Вздохнув, он снял штаны, оставив их на полу, лег рядом с Розамундой и посмотрел на нее. Она лежала на спине с закрытыми глазами, надеясь, несомненно, что он решит, будто она спит, и оставит ее в покое.
Но он не мог оставить ее в покое, не собирался делать этого.
Слегка улыбнувшись, он засунул руку под покрывало и накрыл мягкое полушарие ее груди поверх рубашки. Она напряглась, дыхание ее внезапно участилось, когда он слегка провел большим пальцем по уже набухшему соску.
Розамунда на мгновение крепко зажмурила глаза, борясь с наслаждением, охватившим ее при одном его легком прикосновении, и открыла рот, чтобы повторить мужу слова епископа Шрусбери о том, что ласка тоже грех. Но едва она открыла рот, как муж приник губами к ее губам, а его язык воспользовался возможностью и проник в ее рот.
О, это неправильно, в панике подумала она. И похотливые поцелуи тоже грех, наверняка епископ счел бы такой поцелуй именно похотливым. И хуже всего то, с ужасом поняла Розамунда, что она наслаждается им, а епископ утверждал, что и это грех. О Господи, ей непременно гореть в аду, если она не остановит его.
Розамунда судорожно уперлась руками в его плечи, пытаясь оттолкнуть, но с его мощным телосложением Эрик даже не заметил этого, а его язык творил с ней такие вещи, которые обещали и наслаждение, и место в аду.
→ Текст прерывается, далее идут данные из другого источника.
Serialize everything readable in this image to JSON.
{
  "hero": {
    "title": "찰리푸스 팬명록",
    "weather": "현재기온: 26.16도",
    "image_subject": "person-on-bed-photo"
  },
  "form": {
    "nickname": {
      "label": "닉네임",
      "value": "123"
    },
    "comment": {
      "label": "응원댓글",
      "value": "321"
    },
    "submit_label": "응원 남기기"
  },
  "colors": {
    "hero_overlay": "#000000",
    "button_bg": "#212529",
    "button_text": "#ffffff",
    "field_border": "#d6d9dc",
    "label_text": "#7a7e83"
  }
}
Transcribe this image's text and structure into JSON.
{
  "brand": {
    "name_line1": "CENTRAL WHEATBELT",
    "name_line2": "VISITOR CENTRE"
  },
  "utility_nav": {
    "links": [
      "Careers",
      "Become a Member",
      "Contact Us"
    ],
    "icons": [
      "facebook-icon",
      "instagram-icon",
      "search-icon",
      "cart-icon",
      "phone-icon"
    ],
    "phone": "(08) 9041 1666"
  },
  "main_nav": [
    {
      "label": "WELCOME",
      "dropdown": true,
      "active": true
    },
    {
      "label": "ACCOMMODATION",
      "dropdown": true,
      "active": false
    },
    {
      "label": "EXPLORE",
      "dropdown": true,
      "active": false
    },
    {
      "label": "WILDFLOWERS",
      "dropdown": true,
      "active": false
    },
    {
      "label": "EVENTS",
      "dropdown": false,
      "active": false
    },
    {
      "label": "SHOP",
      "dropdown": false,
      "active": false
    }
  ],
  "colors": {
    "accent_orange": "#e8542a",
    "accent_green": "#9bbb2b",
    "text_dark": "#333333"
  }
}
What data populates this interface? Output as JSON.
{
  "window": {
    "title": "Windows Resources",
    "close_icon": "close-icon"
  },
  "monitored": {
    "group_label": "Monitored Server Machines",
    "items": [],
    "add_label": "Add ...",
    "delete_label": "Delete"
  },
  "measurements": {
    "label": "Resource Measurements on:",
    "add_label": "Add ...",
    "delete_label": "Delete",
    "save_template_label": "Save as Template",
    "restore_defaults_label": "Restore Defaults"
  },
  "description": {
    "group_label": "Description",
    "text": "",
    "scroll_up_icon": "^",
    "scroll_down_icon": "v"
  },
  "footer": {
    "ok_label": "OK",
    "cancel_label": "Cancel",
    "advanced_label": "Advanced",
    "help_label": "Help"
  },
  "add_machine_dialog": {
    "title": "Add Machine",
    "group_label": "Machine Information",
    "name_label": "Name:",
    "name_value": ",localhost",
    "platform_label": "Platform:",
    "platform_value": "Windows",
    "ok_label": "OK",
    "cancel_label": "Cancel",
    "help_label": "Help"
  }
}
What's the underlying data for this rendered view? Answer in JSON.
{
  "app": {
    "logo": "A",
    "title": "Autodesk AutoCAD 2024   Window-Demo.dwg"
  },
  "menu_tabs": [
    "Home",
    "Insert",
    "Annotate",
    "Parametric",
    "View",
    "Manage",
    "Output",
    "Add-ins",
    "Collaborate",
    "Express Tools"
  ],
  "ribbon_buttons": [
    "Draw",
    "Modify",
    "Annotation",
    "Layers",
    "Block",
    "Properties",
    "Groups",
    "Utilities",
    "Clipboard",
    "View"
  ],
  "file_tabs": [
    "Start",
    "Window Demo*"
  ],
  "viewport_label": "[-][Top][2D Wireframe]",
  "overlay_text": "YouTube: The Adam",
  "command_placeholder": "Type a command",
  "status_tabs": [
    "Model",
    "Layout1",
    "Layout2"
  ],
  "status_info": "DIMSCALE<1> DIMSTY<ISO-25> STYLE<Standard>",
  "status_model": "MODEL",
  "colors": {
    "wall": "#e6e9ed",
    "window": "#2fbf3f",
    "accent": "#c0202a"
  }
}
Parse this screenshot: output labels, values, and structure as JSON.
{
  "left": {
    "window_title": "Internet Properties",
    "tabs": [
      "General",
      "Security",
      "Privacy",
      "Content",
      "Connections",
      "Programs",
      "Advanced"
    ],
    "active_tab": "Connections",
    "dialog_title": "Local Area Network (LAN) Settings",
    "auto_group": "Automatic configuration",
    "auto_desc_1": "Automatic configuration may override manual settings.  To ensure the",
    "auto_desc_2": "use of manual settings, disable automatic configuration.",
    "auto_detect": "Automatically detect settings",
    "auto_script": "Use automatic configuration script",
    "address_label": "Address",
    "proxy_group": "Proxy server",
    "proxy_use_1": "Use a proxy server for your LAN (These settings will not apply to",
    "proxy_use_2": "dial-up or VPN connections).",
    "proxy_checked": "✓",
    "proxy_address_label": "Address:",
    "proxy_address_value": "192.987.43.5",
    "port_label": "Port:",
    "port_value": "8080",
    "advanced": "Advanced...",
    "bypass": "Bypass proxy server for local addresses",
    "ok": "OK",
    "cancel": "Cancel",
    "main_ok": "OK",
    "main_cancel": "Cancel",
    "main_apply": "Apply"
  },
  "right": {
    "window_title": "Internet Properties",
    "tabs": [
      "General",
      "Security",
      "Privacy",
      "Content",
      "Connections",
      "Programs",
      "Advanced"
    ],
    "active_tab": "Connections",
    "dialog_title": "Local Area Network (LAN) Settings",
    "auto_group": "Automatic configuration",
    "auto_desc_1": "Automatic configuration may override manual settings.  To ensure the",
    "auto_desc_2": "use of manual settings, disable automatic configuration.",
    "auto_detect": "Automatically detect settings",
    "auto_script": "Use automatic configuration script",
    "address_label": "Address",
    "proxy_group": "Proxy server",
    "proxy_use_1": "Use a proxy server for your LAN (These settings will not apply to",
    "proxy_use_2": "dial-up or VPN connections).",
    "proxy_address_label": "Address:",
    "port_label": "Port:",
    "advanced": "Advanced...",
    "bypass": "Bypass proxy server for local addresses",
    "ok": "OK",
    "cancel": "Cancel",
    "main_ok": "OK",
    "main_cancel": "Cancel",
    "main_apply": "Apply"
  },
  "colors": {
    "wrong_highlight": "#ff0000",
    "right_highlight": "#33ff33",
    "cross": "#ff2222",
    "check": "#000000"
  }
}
Розамунда застонала – не то от бессилия, не то от восторга, – когда его руки заскользили по ее телу. Она изо всех сил сопротивлялась наслаждению, даже когда ей хотелось еще крепче обнять мужа и выгнуться навстречу его рукам. Когда он прижал руку к средоточию ее женственности, она умоляюще застонала, мысленно моля Господа спасти ее от ее собственного похотливого желания. Но Господу, вероятно, сейчас было не до нее, и ее мольба осталась без ответа. Эрик же, казалось, не замечал ее попыток плотнее сжать ноги и не дать ему прикоснуться к ней.
Когда Эрик оторвался от ее губ, она вдохнула побольше воздуха и открыла рот, чтобы предупредить его об опасности, угрожавшей его душе. Но вместо этого она ахнула – его пальцы проникли в нее, коснувшись самого сокровенного и чувствительного места. Розамунда тут же прикусила губу, пытаясь бороться с нахлынувшими ощущениями. А когда его губы внезапно обхватили ее напрягшийся сосок, она до крови закусила губу. Его зубы, играющие с чувствительным бутоном через влажную ткань рубашки, доставляли такое мучительное наслаждение, что она тяжело задышала.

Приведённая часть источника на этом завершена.